Contudo, na larguíssima maioria dos casos, como todos bem sabemos, não foi nada disso que sucedeu. Esse mundo idílico de alunos e escolas de encantar já não existe, se é que alguma vez existiu. Por assim ser, não é de espantar, que quem professor quis ser e tais expetativas iniciais antes tinha, se possa agora sentir defraudado.
Os relógios funcionam de modo a que os horas vão passando a um ritmo certo e os dias nos pareçam normais, mas para quem é professor e arrasta constantemente consigo a desilusão de todas as suas expetativas, cada minuto há de lhe custar horas a passar, não havendo portanto um único dia de trabalho, que não lhe pareça anormalmente longo.
É expectável que comece a aborrecer-se, a mal-dizer a carreira que escolheu, e que com o acumular do tempo, dia após dia, semana, após semana, mês após mês e ano após ano, acabe por lentamente se ir deixando cair num estado depressivo ou algo muito próximo disso.
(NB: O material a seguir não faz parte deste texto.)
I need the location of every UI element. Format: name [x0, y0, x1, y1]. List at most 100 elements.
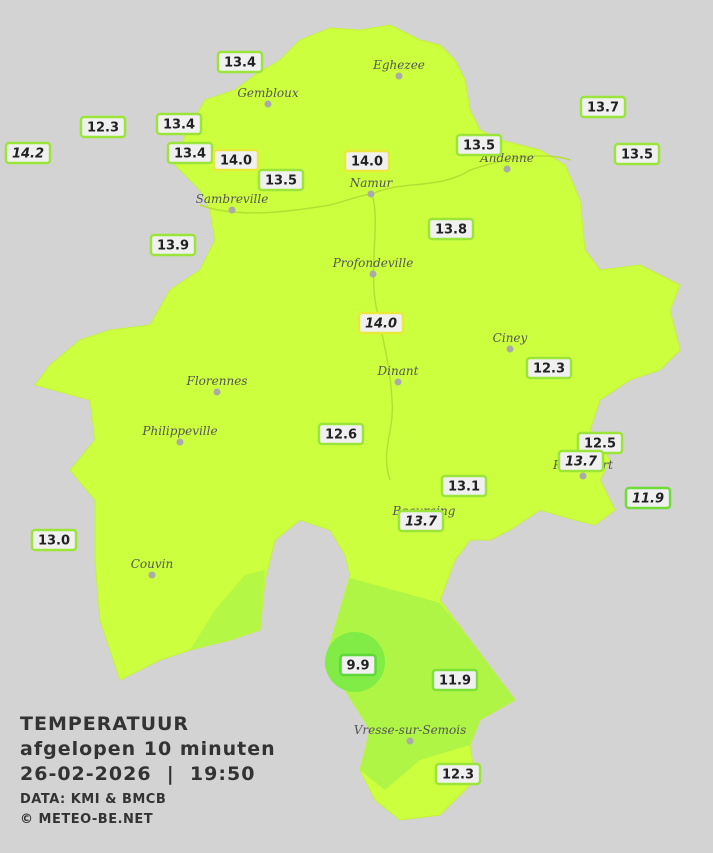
temperature: 13.5: [621, 148, 653, 163]
temperature: 12.5: [584, 437, 616, 452]
badge-box: [427, 217, 475, 241]
town-dot: [148, 571, 156, 579]
badge-box: [525, 356, 573, 380]
station-badge: 14.2: [4, 141, 52, 165]
legend: TEMPERATUUR afgelopen 10 minuten 26-02-2…: [20, 713, 276, 827]
badge-box: [624, 486, 672, 510]
temperature: 14.2: [12, 147, 44, 162]
temperature: 13.1: [448, 480, 480, 495]
town-dot: [228, 206, 236, 214]
temperature: 13.5: [265, 174, 297, 189]
temperature: 11.9: [632, 492, 664, 507]
warm-zone: [190, 570, 265, 650]
station-badge: 12.3: [525, 356, 573, 380]
station-badge: 12.5: [576, 431, 624, 455]
title-line: 26-02-2026 | 19:50: [20, 763, 255, 785]
town-dot: [406, 737, 414, 745]
town-label: Namur: [349, 176, 394, 190]
station-badge: 11.9: [624, 486, 672, 510]
station-badge: 13.7: [557, 449, 605, 473]
temperature: 14.0: [220, 154, 252, 169]
station-badge: 12.3: [79, 115, 127, 139]
badge-box: [397, 509, 445, 533]
town-label: Florennes: [186, 374, 248, 388]
badge-box: [613, 142, 661, 166]
title-line: TEMPERATUUR: [20, 713, 189, 735]
town-dot: [506, 345, 514, 353]
temperature: 12.6: [325, 428, 357, 443]
town-label: Vresse-sur-Semois: [354, 723, 467, 737]
warm-zone: [325, 578, 515, 790]
badge-box: [216, 50, 264, 74]
badge-box: [339, 653, 377, 677]
badge-box: [149, 233, 197, 257]
credit: © METEO-BE.NET: [20, 812, 153, 827]
temperature: 13.7: [405, 515, 438, 530]
station-badge: 13.5: [257, 168, 305, 192]
badge-box: [317, 422, 365, 446]
temperature: 13.0: [38, 534, 70, 549]
river: [199, 155, 571, 481]
badge-box: [557, 449, 605, 473]
town-dot: [176, 438, 184, 446]
station-badge: 13.8: [427, 217, 475, 241]
station-badge: 14.0: [212, 148, 260, 172]
badge-box: [579, 95, 627, 119]
station-badge: 13.0: [30, 528, 78, 552]
temperature: 12.3: [87, 121, 119, 136]
temperature: 13.4: [174, 147, 206, 162]
town-dot: [395, 72, 403, 80]
town-dot: [213, 388, 221, 396]
badge-box: [431, 668, 479, 692]
town-label: Sambreville: [196, 192, 269, 206]
temperature: 13.5: [463, 139, 495, 154]
station-badge: 12.3: [434, 762, 482, 786]
station-badge: 13.5: [613, 142, 661, 166]
town-label: Profondeville: [332, 256, 414, 270]
station-badge: 13.7: [579, 95, 627, 119]
town-dot: [264, 100, 272, 108]
station-badge: 14.0: [343, 149, 391, 173]
temperature: 13.4: [163, 118, 195, 133]
station-badge: 13.5: [455, 133, 503, 157]
station-badge: 14.0: [357, 311, 405, 335]
station-badge: 9.9: [339, 653, 377, 677]
badge-box: [155, 112, 203, 136]
town-label: Philippeville: [141, 424, 217, 438]
badge-box: [30, 528, 78, 552]
temperature: 14.0: [365, 317, 397, 332]
badge-box: [357, 311, 405, 335]
badge-box: [434, 762, 482, 786]
station-badge: 13.7: [397, 509, 445, 533]
temperature: 14.0: [351, 155, 383, 170]
badge-box: [4, 141, 52, 165]
temperature: 12.3: [533, 362, 565, 377]
badge-box: [257, 168, 305, 192]
town-dot: [367, 190, 375, 198]
title-line: afgelopen 10 minuten: [20, 738, 276, 760]
temperature: 13.8: [435, 223, 467, 238]
station-badge: 13.4: [166, 141, 214, 165]
temperature: 9.9: [346, 659, 369, 674]
temperature: 13.9: [157, 239, 189, 254]
temperature: 11.9: [439, 674, 471, 689]
town-label: Couvin: [131, 557, 173, 571]
station-badge: 11.9: [431, 668, 479, 692]
town-label: Eghezee: [372, 58, 425, 72]
badge-box: [440, 474, 488, 498]
temperature: 13.4: [224, 56, 256, 71]
town-label: Ciney: [493, 331, 528, 345]
station-badge: 13.9: [149, 233, 197, 257]
badge-box: [455, 133, 503, 157]
credit: DATA: KMI & BMCB: [20, 792, 166, 807]
town-label: Dinant: [377, 364, 419, 378]
badge-box: [166, 141, 214, 165]
station-badge: 13.4: [155, 112, 203, 136]
station-badge: 13.1: [440, 474, 488, 498]
temperature: 13.7: [587, 101, 619, 116]
badge-box: [212, 148, 260, 172]
town-dot: [394, 378, 402, 386]
station-badge: 13.4: [216, 50, 264, 74]
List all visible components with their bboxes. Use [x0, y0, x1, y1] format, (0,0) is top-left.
Uma outra doença do mundo antigo, era a melancolia. Já no século V a.C. Hipócrates falava dela. Segundo o fundador da medicina, a influência de Saturno leva o baço a expelir uma bílis negra, alterando o humor, escurecendo-o, o que inevitavelmente conduz a um estado de melancolia.
A palavra melancolia tem origem no grego antigo e resulta da junção de mélas (μέλας) que significava negro, e cholé (χολήl) que significava bílis. Caracterizava-se por uma tristeza vaga, permanente e profunda, que levava quem dela sofria a sentir-se abatido e a não desfrutar dos prazeres da vida. Surgia devido a causas físicas e/ou morais.
O mundo muda permanentemente e a mudança entra como sempre entrou pelas portas, janelas e varandas das casas, entra agora pelos ecrãs e desde tempos imemoriais pelos livros. O mundo que muda entra também pelas salas de aulas adentro e desfaz as expetativas de antes. Mas ao entrar, não se limita a desfazer o que previamente havia, abre igualmente caminhos possíveis, propondo inéditos desafios e inauditos destinos.
Todas as paredes existem, mas amiúde há lá fora um jardim ou uma ideia original que vale a pena seguir. Esperar que os ponteiros dos relógios parem ou que as ondas do vasto mar se detenham é coisa escusada pois só conduz a frustrações e depressões.
As expetativas podem ser como as ondas do mar que vão e vêm, renovando-se nesse ir e vir. As expetativas podem ser como os ponteiros dos relógios que avançam anunciando novas horas. Não merece o esforço erguerem-se paredes feitas de expetativas defraudadas, para depois nos encerrarmos lá dentro a lamentar-nos da nossa cruel sina.
Terminamos colocando a hipótese que talvez à classe docente não faça tanta falta a psicologia e a psiquiatria, mas mais uma nova ciência, a labirintologia, que como o próprio nome deixa adivinhar, é a ciência dos labirintos.
O grande ensinamento da labirintologia, é que há caminhos que não nos levam a lado nenhum e que as saídas não se descobrem logo à primeira.